901 Психологическое лечение, взятое в самом широком смысле, направлено на поиск ценностей, удовлетворяющих психические потребности современного человека и мешающих ему пасть жертвой разрушительного влияния массовой психологии. Такие слова, как «должен» и «обязан», – бесполезные средства, давно утратившие силу. Чтобы найти правильный инструмент, необходимо познать настоящего, цельного человека, а это невозможно без учета всех перечисленных областей знаний, которые непосредственно влияют на индивидуума и его образ жизни.
902 Очерки, собранные в данном издании, отражают усилия автора, предпринятые в этом отношении. Это наглядные примеры стремления комплексной психологии заполнить пробел, созданный вторжением естественных наук в высшее образование человека.
XIX. О значении швейцарской линии в европейском спектре[566]
903 Граф Кайзерлинг[567] – явление, о котором нужно судить с крайней осторожностью. Ни в коем случае нельзя считать суждение окончательным, ибо это явление слишком сложное. Нет смысла подчеркивать его темные стороны, поскольку они, что называется, бросаются в глаза. Более того, от Кайзерлинга исходит столько света, что поневоле возникает вопрос, не являются ли эти тени неотъемлемой частью явления – не просто физическим спутником, так сказать, но необходимым условием его своеобразной интуитивной способности? Свет, как известно, предполагает тьму. Тьма способствует видению, неясность требует прояснения, разнообразие ведет к единству, а разногласия – к гармонии.

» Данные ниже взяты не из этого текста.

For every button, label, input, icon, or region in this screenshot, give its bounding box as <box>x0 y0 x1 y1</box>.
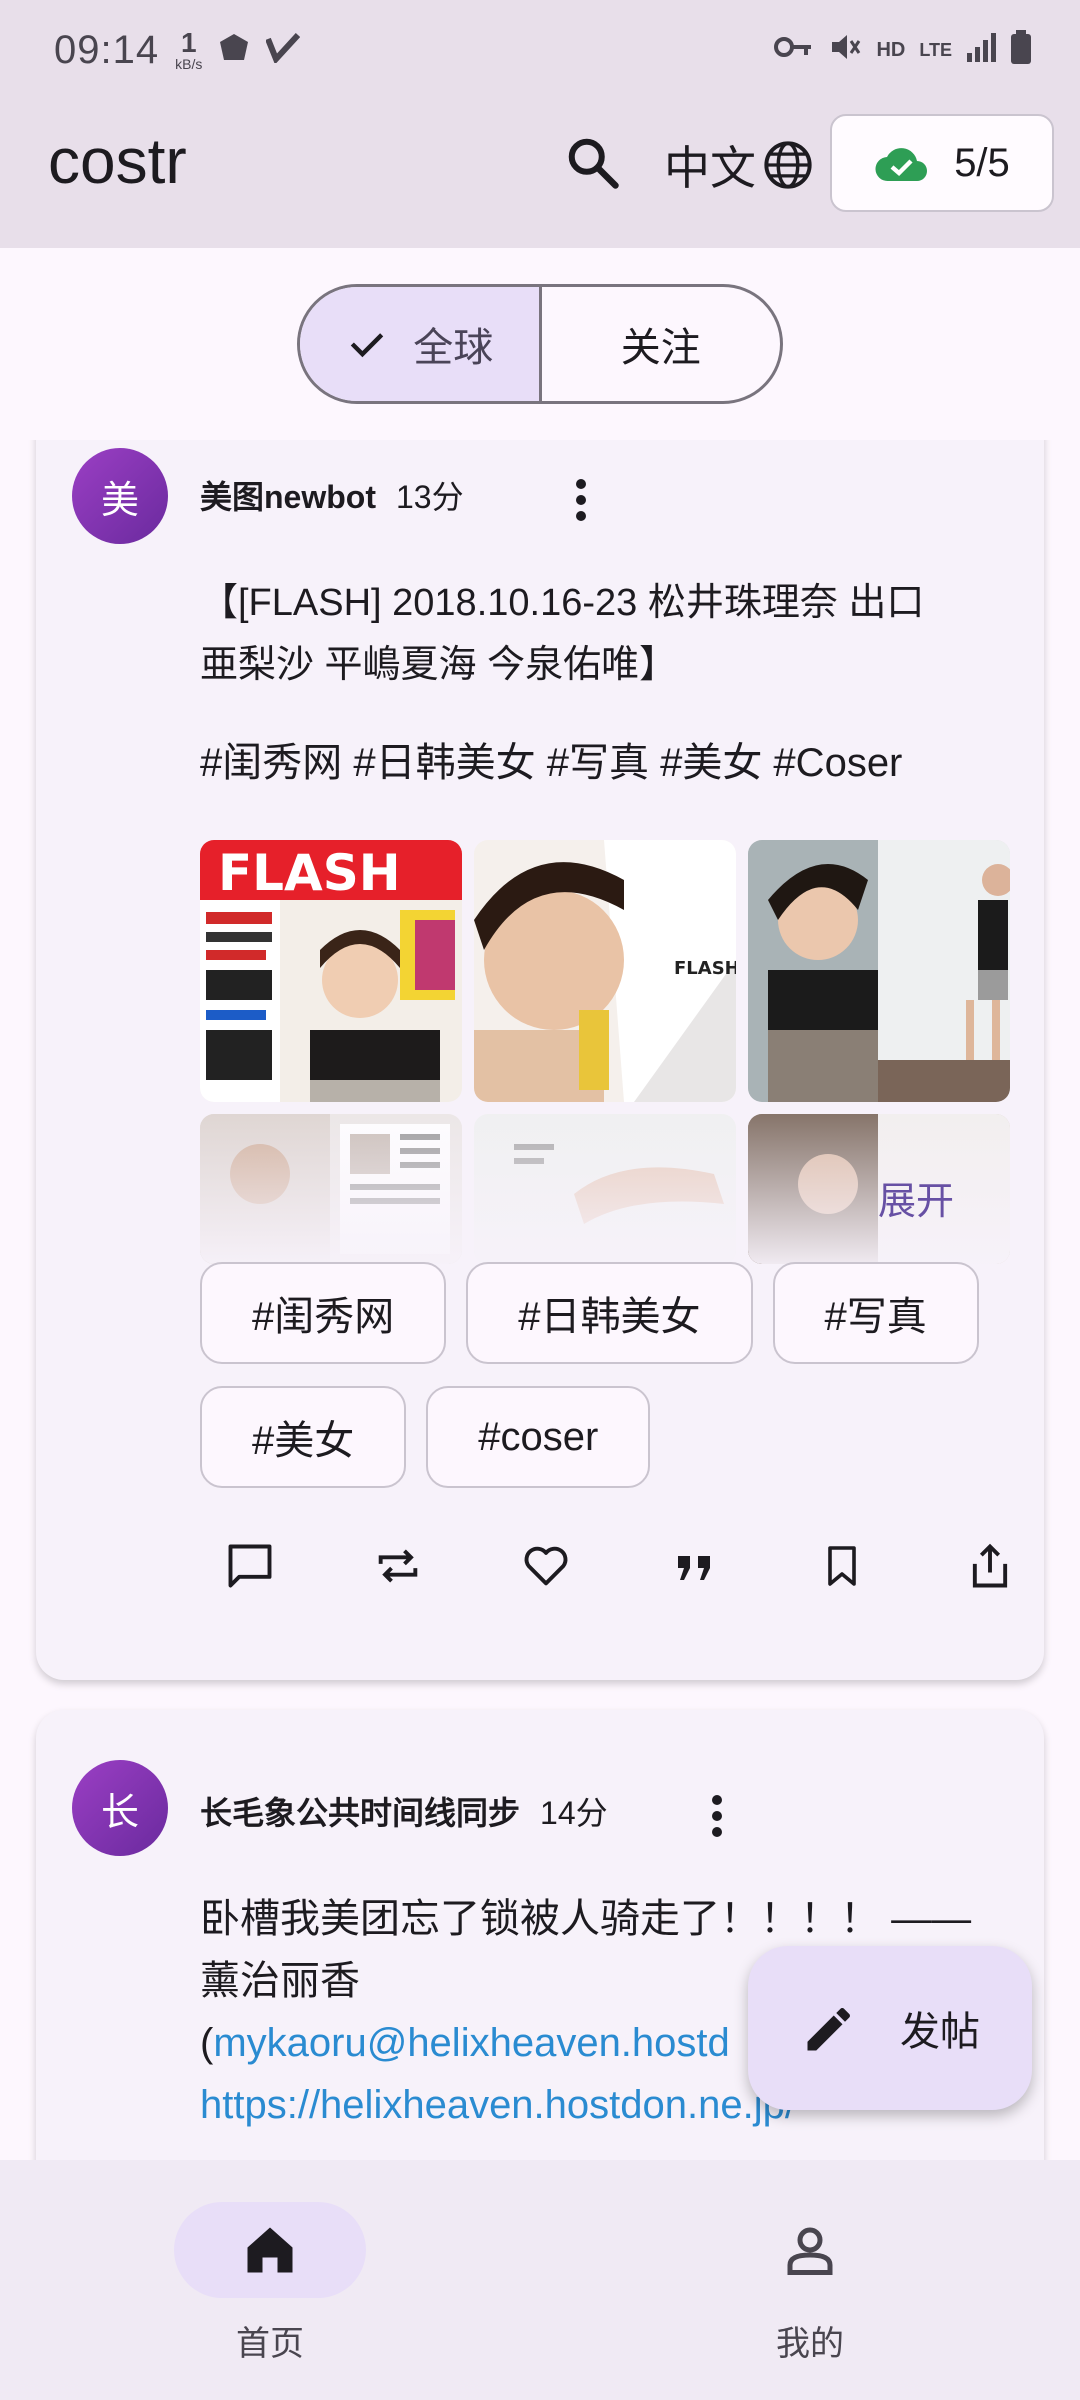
hd-indicator: HD <box>876 38 906 61</box>
post-time: 14分 <box>540 1795 608 1831</box>
status-bar: 09:14 1 kB/s HD LTE <box>0 0 1080 100</box>
search-icon <box>568 138 619 189</box>
search-button[interactable] <box>558 128 628 198</box>
mention-link[interactable]: mykaoru@helixheaven.hostd <box>213 2021 729 2065</box>
post-author[interactable]: 长毛象公共时间线同步 <box>200 1788 520 1834</box>
fab-label: 发帖 <box>900 2010 980 2054</box>
post-image[interactable] <box>748 840 1010 1102</box>
tag-chip[interactable]: #日韩美女 <box>466 1262 753 1364</box>
signal-icon <box>966 31 996 69</box>
globe-icon <box>764 141 812 189</box>
tag-chip[interactable]: #闺秀网 <box>200 1262 447 1364</box>
post-image[interactable]: FLASH <box>200 840 462 1102</box>
tag-chip[interactable]: #coser <box>426 1386 651 1488</box>
more-vert-icon <box>712 1795 722 1837</box>
avatar[interactable]: 长 <box>72 1760 168 1856</box>
post-author[interactable]: 美图newbot <box>200 472 376 518</box>
quote-button[interactable] <box>644 1526 744 1606</box>
nav-home[interactable]: 首页 <box>170 2202 370 2365</box>
comment-icon <box>228 1544 272 1588</box>
avatar[interactable]: 美 <box>72 448 168 544</box>
person-icon <box>787 2227 833 2275</box>
tab-following[interactable]: 关注 <box>542 287 781 401</box>
language-button[interactable]: 中文 <box>664 130 814 200</box>
bottom-navigation: 首页 我的 <box>0 2160 1080 2400</box>
more-options-button[interactable] <box>556 470 606 530</box>
image-grid: FLASH FLASH 展开 <box>200 840 1046 1264</box>
bookmark-button[interactable] <box>792 1526 892 1606</box>
check-app-icon <box>265 32 301 68</box>
status-time: 09:14 <box>54 27 160 72</box>
compose-fab[interactable]: 发帖 <box>748 1946 1032 2110</box>
like-button[interactable] <box>496 1526 596 1606</box>
tag-chips: #闺秀网 #日韩美女 #写真 #美女 #coser <box>200 1262 1040 1488</box>
post-image[interactable] <box>474 1114 736 1264</box>
post-card[interactable]: 美 美图newbot 13分 【[FLASH] 2018.10.16-23 松井… <box>36 440 1044 1680</box>
svg-text:FLASH: FLASH <box>674 958 736 979</box>
tag-chip[interactable]: #写真 <box>772 1262 979 1364</box>
home-icon <box>247 2227 293 2273</box>
more-options-button[interactable] <box>692 1786 742 1846</box>
check-icon <box>351 333 384 358</box>
network-speed: 1 kB/s <box>175 27 203 72</box>
repeat-icon <box>378 1549 418 1583</box>
feed-segmented-control: 全球 关注 <box>297 284 783 404</box>
post-image[interactable] <box>200 1114 462 1264</box>
notification-icon <box>216 32 252 69</box>
lte-indicator: LTE <box>919 39 952 60</box>
share-icon <box>972 1543 1008 1588</box>
post-image[interactable]: FLASH <box>474 840 736 1102</box>
tab-global[interactable]: 全球 <box>300 287 542 401</box>
mute-icon <box>828 31 862 69</box>
post-content: 【[FLASH] 2018.10.16-23 松井珠理奈 出口 亜梨沙 平嶋夏海… <box>200 582 925 686</box>
app-title: costr <box>48 125 187 197</box>
tag-chip[interactable]: #美女 <box>200 1386 407 1488</box>
bookmark-icon <box>828 1546 856 1586</box>
post-actions <box>200 1526 1040 1606</box>
battery-icon <box>1010 30 1032 70</box>
vpn-key-icon <box>774 35 814 65</box>
nav-me[interactable]: 我的 <box>710 2202 910 2365</box>
share-button[interactable] <box>940 1526 1040 1606</box>
quote-icon <box>678 1556 710 1580</box>
tab-following-label: 关注 <box>620 326 701 370</box>
edit-icon <box>807 2008 850 2051</box>
post-hashtags: #闺秀网 #日韩美女 #写真 #美女 #Coser <box>200 741 903 785</box>
relay-count: 5/5 <box>954 140 1010 185</box>
nav-me-label: 我的 <box>776 2325 844 2363</box>
nav-home-label: 首页 <box>236 2325 304 2363</box>
language-label: 中文 <box>664 142 756 194</box>
top-app-bar: costr 中文 5/5 <box>0 100 1080 248</box>
feed-list[interactable]: 美 美图newbot 13分 【[FLASH] 2018.10.16-23 松井… <box>0 440 1080 2160</box>
relay-status-button[interactable]: 5/5 <box>830 114 1054 212</box>
more-vert-icon <box>576 479 586 521</box>
expand-label: 展开 <box>877 1181 954 1223</box>
cloud-done-icon <box>875 148 928 182</box>
reply-button[interactable] <box>200 1526 300 1606</box>
svg-text:FLASH: FLASH <box>218 844 401 902</box>
tab-global-label: 全球 <box>413 326 494 370</box>
post-time: 13分 <box>396 479 464 515</box>
repost-button[interactable] <box>348 1526 448 1606</box>
heart-icon <box>524 1546 568 1586</box>
expand-images-button[interactable]: 展开 <box>748 1114 1010 1264</box>
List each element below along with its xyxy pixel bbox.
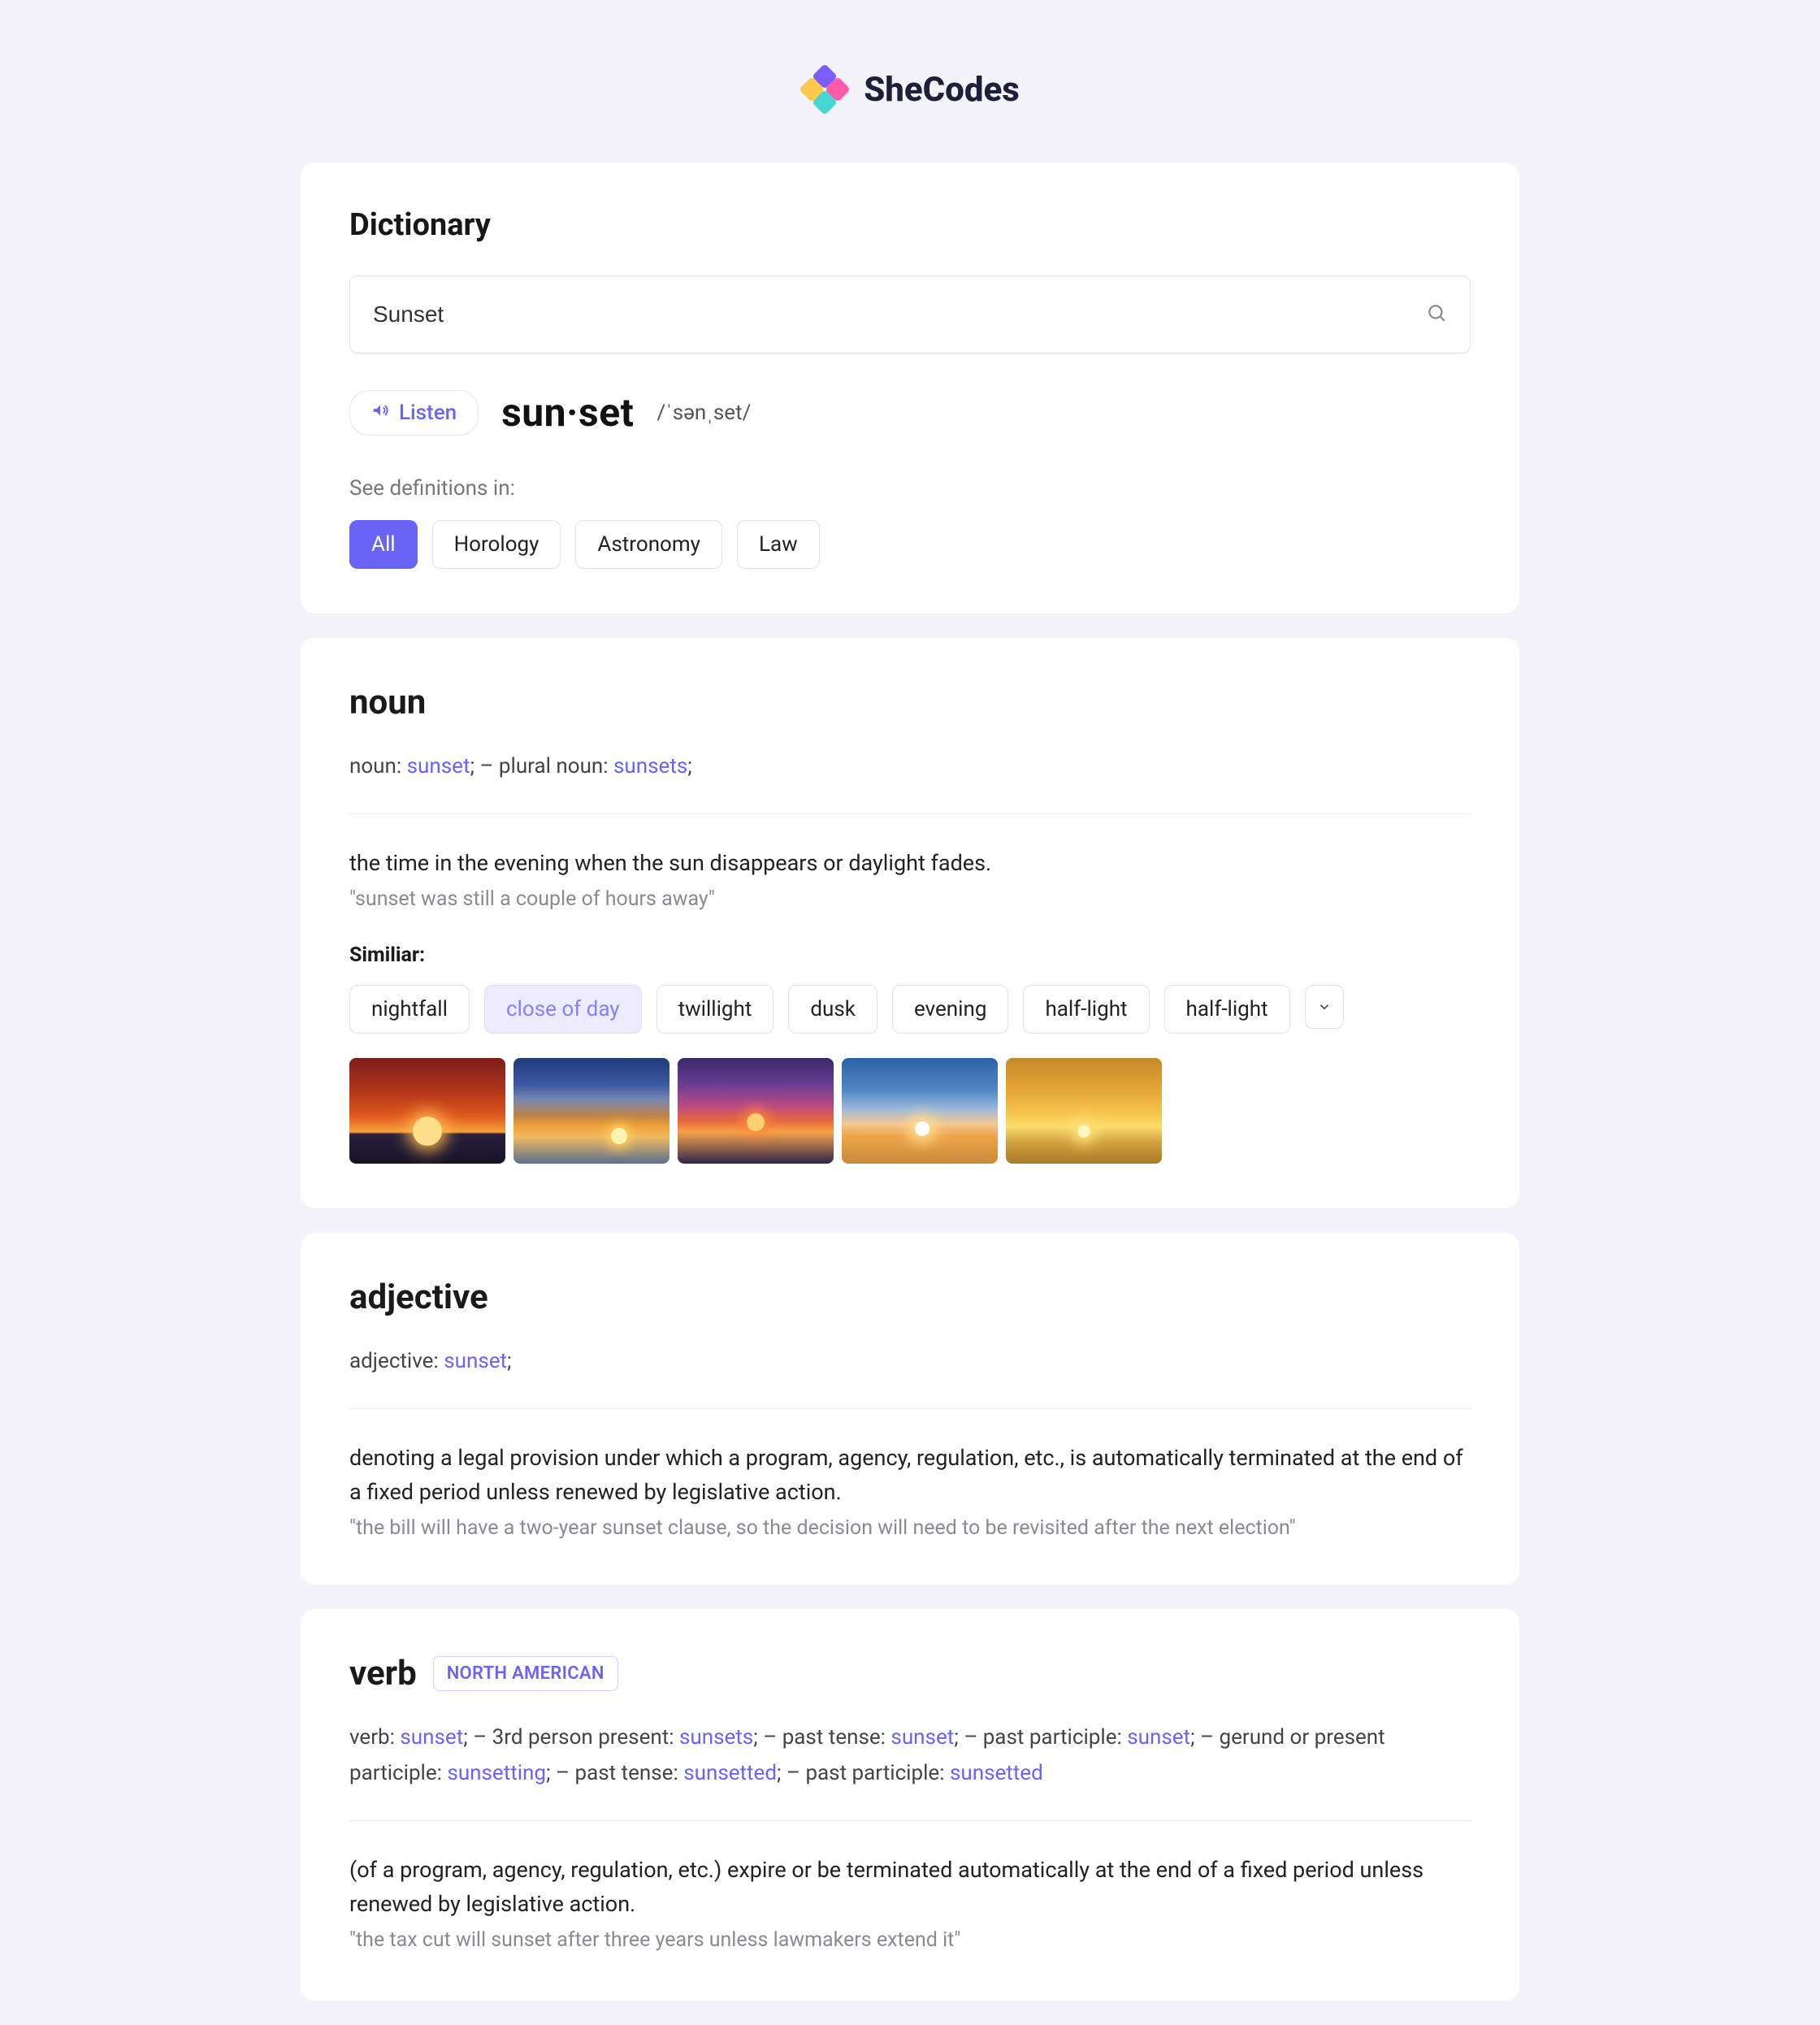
image-thumbnails — [349, 1058, 1471, 1164]
similar-chip[interactable]: half-light — [1164, 985, 1290, 1034]
definitions-in-label: See definitions in: — [349, 476, 1471, 501]
listen-button[interactable]: Listen — [349, 390, 479, 436]
noun-example: "sunset was still a couple of hours away… — [349, 887, 1471, 911]
sunset-image-5[interactable] — [1006, 1058, 1162, 1164]
noun-forms: noun: sunset; – plural noun: sunsets; — [349, 748, 1471, 784]
similar-chip[interactable]: nightfall — [349, 985, 470, 1034]
search-bar — [349, 275, 1471, 353]
noun-definition: the time in the evening when the sun dis… — [349, 847, 1471, 881]
similar-label: Similiar: — [349, 943, 1471, 967]
adjective-forms: adjective: sunset; — [349, 1343, 1471, 1379]
sunset-image-2[interactable] — [514, 1058, 670, 1164]
search-input[interactable] — [373, 301, 1426, 327]
shecodes-logo-icon — [800, 65, 849, 114]
adjective-title: adjective — [349, 1277, 1471, 1317]
similar-chip-row: nightfall close of day twillight dusk evenin… — [349, 985, 1471, 1034]
sunset-image-1[interactable] — [349, 1058, 505, 1164]
adjective-definition: denoting a legal provision under which a… — [349, 1442, 1471, 1510]
verb-example: "the tax cut will sunset after three yea… — [349, 1928, 1471, 1952]
verb-forms: verb: sunset; – 3rd person present: suns… — [349, 1719, 1471, 1791]
noun-title: noun — [349, 683, 1471, 722]
similar-chip[interactable]: half-light — [1023, 985, 1149, 1034]
adjective-card: adjective adjective: sunset; denoting a … — [301, 1233, 1519, 1585]
similar-chip[interactable]: dusk — [788, 985, 878, 1034]
brand-name: SheCodes — [864, 70, 1020, 110]
brand-header: SheCodes — [0, 65, 1820, 114]
category-chip-row: All Horology Astronomy Law — [349, 520, 1471, 569]
page-title: Dictionary — [349, 207, 1471, 243]
category-chip-law[interactable]: Law — [737, 520, 820, 569]
similar-chip[interactable]: twillight — [656, 985, 774, 1034]
verb-definition: (of a program, agency, regulation, etc.)… — [349, 1854, 1471, 1922]
region-badge: NORTH AMERICAN — [433, 1656, 618, 1691]
verb-title: verb — [349, 1654, 417, 1693]
verb-card: verb NORTH AMERICAN verb: sunset; – 3rd … — [301, 1609, 1519, 2001]
sunset-image-4[interactable] — [842, 1058, 998, 1164]
sunset-image-3[interactable] — [678, 1058, 834, 1164]
search-icon[interactable] — [1426, 302, 1447, 327]
expand-similar-button[interactable] — [1305, 985, 1344, 1029]
hyphenation: sun·set — [501, 389, 634, 436]
category-chip-horology[interactable]: Horology — [432, 520, 561, 569]
noun-card: noun noun: sunset; – plural noun: sunset… — [301, 638, 1519, 1208]
listen-label: Listen — [399, 401, 457, 425]
similar-chip[interactable]: close of day — [484, 985, 642, 1034]
search-card: Dictionary Listen sun·set /ˈsənˌs — [301, 163, 1519, 614]
similar-chip[interactable]: evening — [892, 985, 1008, 1034]
adjective-example: "the bill will have a two-year sunset cl… — [349, 1516, 1471, 1540]
chevron-down-icon — [1317, 999, 1332, 1014]
category-chip-astronomy[interactable]: Astronomy — [575, 520, 722, 569]
phonetic: /ˈsənˌset/ — [656, 400, 751, 425]
category-chip-all[interactable]: All — [349, 520, 418, 569]
speaker-icon — [371, 401, 389, 425]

904 Легко высмеивать Кайзерлинга как аристократа, взирающего на мир через монокль. Но нельзя воспринимать его сочинение как шутку, хотя сам он страдает от заблуждения, что его книга написана с чувством юмора. Я не нахожу его книгу юмористической; его стиль едок, а за словами частенько слышится щелканье кнута. Вместо того, чтобы вызывать искренний смех, книга заставляет задуматься. То, что Кайзерлинг называет юмором, – это легкая, шутливая, иногда блестящая манера изложения, холодная на ощупь и лишенная сердечности, зато склонная к бесцеремонному остроумию; коротко говоря, перед нами притворный юмор. Это своего рода прикрытие, один из многих способов окрылить интуицию и заставить ту парить высоко над бушующей тьмой, простительная попытка облегчить задачу, которая, несомненно, крайне затруднительна. Вдумчивый читатель не поймет этого мнимого шутника неправильно, он сразу догадается, что книга – это сам Кайзерлинг, который смотрит на землю и особенно на Европу из далекого далека.
905 Воспринимать Кайзерлинга всерьез? Вопреки легкомысленному отношению к себе графа, нам, я думаю, не стоит отмахиваться от его книги как от «юмористической». Его попытка взглянуть на Европу с высоты птичьего полета – немалое достижение. Главная ее ценность и значение, как мне видится, состоит в том, что в ней ясно выражена потребность современного интеллектуала отвергнуть чисто рациональную точку зрения. Книга повествует о психологической реальности, которая выпала из рассмотрения со времен общего латинского языка, единой всемирной христианской церкви и универсального готического стиля настолько бесследно, что о ней даже не вспоминают. Кайзерлинг выступает за возвращение к психологическому взгляду на мир, где нации рассматриваются как функции, как различные действия и проявления единого, великого, неделимого человека. Этот взгляд чрезвычайно идеалистичен, если не сказать «метафизичен», и является бесспорным доказательством отдаленности Кайзерлинга от Земли. Его позиция неоспоримо духовна – и отличается всеми обусловленными этим фактом преимуществами и недостатками.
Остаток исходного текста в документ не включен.